OSPS Baseline: Practical security best practices for open source software projects
The Open Source Security Foundation (OpenSSF), a cross-industry initiative by the Linux Foundation, has announced the initial release of the Open Source Project Security Baseline (OSPS Baseline), a tiered framework of security practices that evolve with the maturity of open source projects.
About the OSPS Baseline
The OSPS Baseline compiles existing guidance from OpenSSF and other expert groups, outlining tasks, processes, artifacts, and configurations that enhance software development and consumption security and, in general, should lead to a better security posture for open source software projects.
The outlined practices are related to access control, documentation, governance, build and release, security assessment, vulnerability management, and more.
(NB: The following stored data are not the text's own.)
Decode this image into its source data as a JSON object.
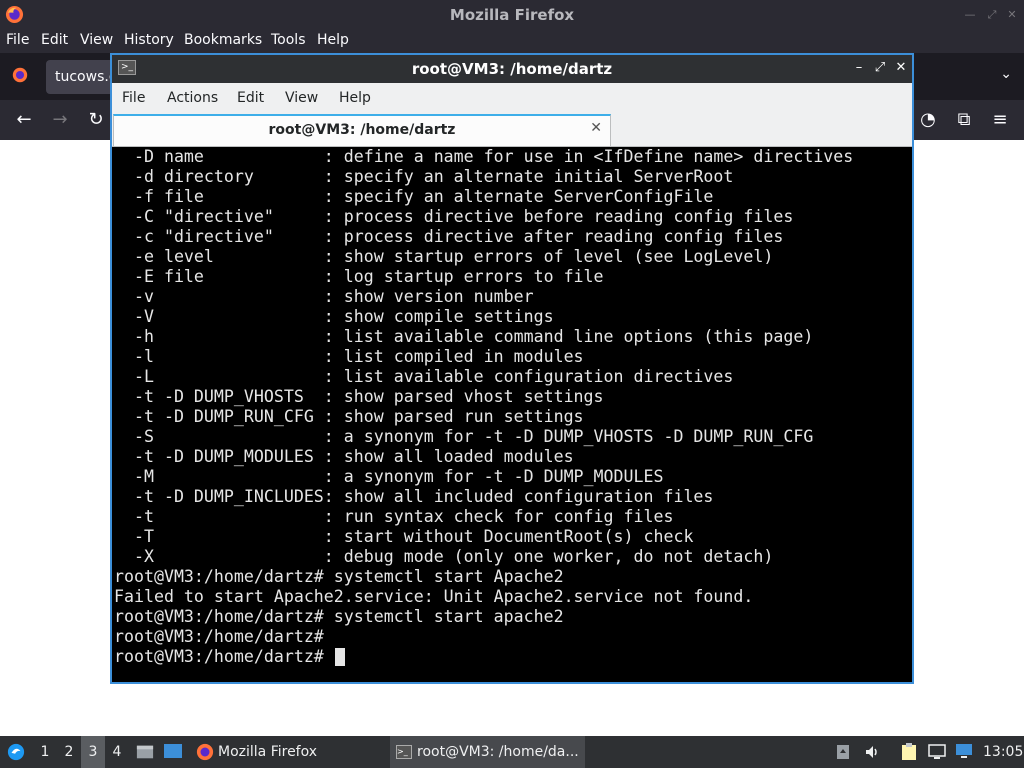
{
  "firefox": {
    "title": "Mozilla Firefox",
    "menu": [
      "File",
      "Edit",
      "View",
      "History",
      "Bookmarks",
      "Tools",
      "Help"
    ],
    "tab_label": "tucows.co"
  },
  "terminal": {
    "title": "root@VM3: /home/dartz",
    "menu": [
      "File",
      "Actions",
      "Edit",
      "View",
      "Help"
    ],
    "tab_label": "root@VM3: /home/dartz",
    "lines": [
      "  -D name            : define a name for use in <IfDefine name> directives",
      "  -d directory       : specify an alternate initial ServerRoot",
      "  -f file            : specify an alternate ServerConfigFile",
      "  -C \"directive\"     : process directive before reading config files",
      "  -c \"directive\"     : process directive after reading config files",
      "  -e level           : show startup errors of level (see LogLevel)",
      "  -E file            : log startup errors to file",
      "  -v                 : show version number",
      "  -V                 : show compile settings",
      "  -h                 : list available command line options (this page)",
      "  -l                 : list compiled in modules",
      "  -L                 : list available configuration directives",
      "  -t -D DUMP_VHOSTS  : show parsed vhost settings",
      "  -t -D DUMP_RUN_CFG : show parsed run settings",
      "  -S                 : a synonym for -t -D DUMP_VHOSTS -D DUMP_RUN_CFG",
      "  -t -D DUMP_MODULES : show all loaded modules",
      "  -M                 : a synonym for -t -D DUMP_MODULES",
      "  -t -D DUMP_INCLUDES: show all included configuration files",
      "  -t                 : run syntax check for config files",
      "  -T                 : start without DocumentRoot(s) check",
      "  -X                 : debug mode (only one worker, do not detach)",
      "root@VM3:/home/dartz# systemctl start Apache2",
      "Failed to start Apache2.service: Unit Apache2.service not found.",
      "root@VM3:/home/dartz# systemctl start apache2",
      "root@VM3:/home/dartz#",
      "root@VM3:/home/dartz# "
    ]
  },
  "taskbar": {
    "workspaces": [
      "1",
      "2",
      "3",
      "4"
    ],
    "active_workspace": "3",
    "apps": [
      {
        "label": "Mozilla Firefox",
        "icon": "firefox-icon"
      },
      {
        "label": "root@VM3: /home/da...",
        "icon": "terminal-icon"
      }
    ],
    "clock": "13:05"
  },
  "colors": {
    "firefox_dark": "#2b2a33",
    "terminal_border": "#3c8fd9",
    "taskbar_bg": "#2e3033"
  }
}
The Baseline groups the controls in three tiers:
- Maturity Level 1: for any code or non-code project with any number of maintainers or users
- Maturity Level 2: for any code project that has at least 2 maintainers and a small number of consistent users
- Maturity Level 3: for any code project that has a large number of consistent users.
By adhering to the Baseline, developers can lay a foundation that supports compliance with global cybersecurity regulations, such as the EU Cyber Resilience Act (CRA) and U.S. National Institute of Standards and Technology (NIST) Secure Software Development Framework (SSDF).
Christopher Robinson, Chief Security Architect at OpenSSF, says that they are confident that the security best practices they laid out are both practical and impactful.
“We’ve gotten helpful feedback from projects involved in the pilot rollout, including adoption commitments from GUAC, OpenVEX, bomctl, and Open Telemetry,” said Stacey Potter, Independent Open Source Community Manager, after helping lead the OSPS Baseline pilot efforts.
“We know it can be tough to navigate all the security standards out there, so we built a framework that grows with your project. Our goal is to take the guesswork out of it and help maintainers feel confident about where they stand, without adding extra stress. It’s all about empowering the community and making open source more secure for everyone!”
OpenSSF invites open source developers, maintainers, and organizations to make use of the OSPS Baseline. Through engaging with this initiative, stakeholders can also contribute to refining the framework and promoting widespread adoption of security best practices in the open source community.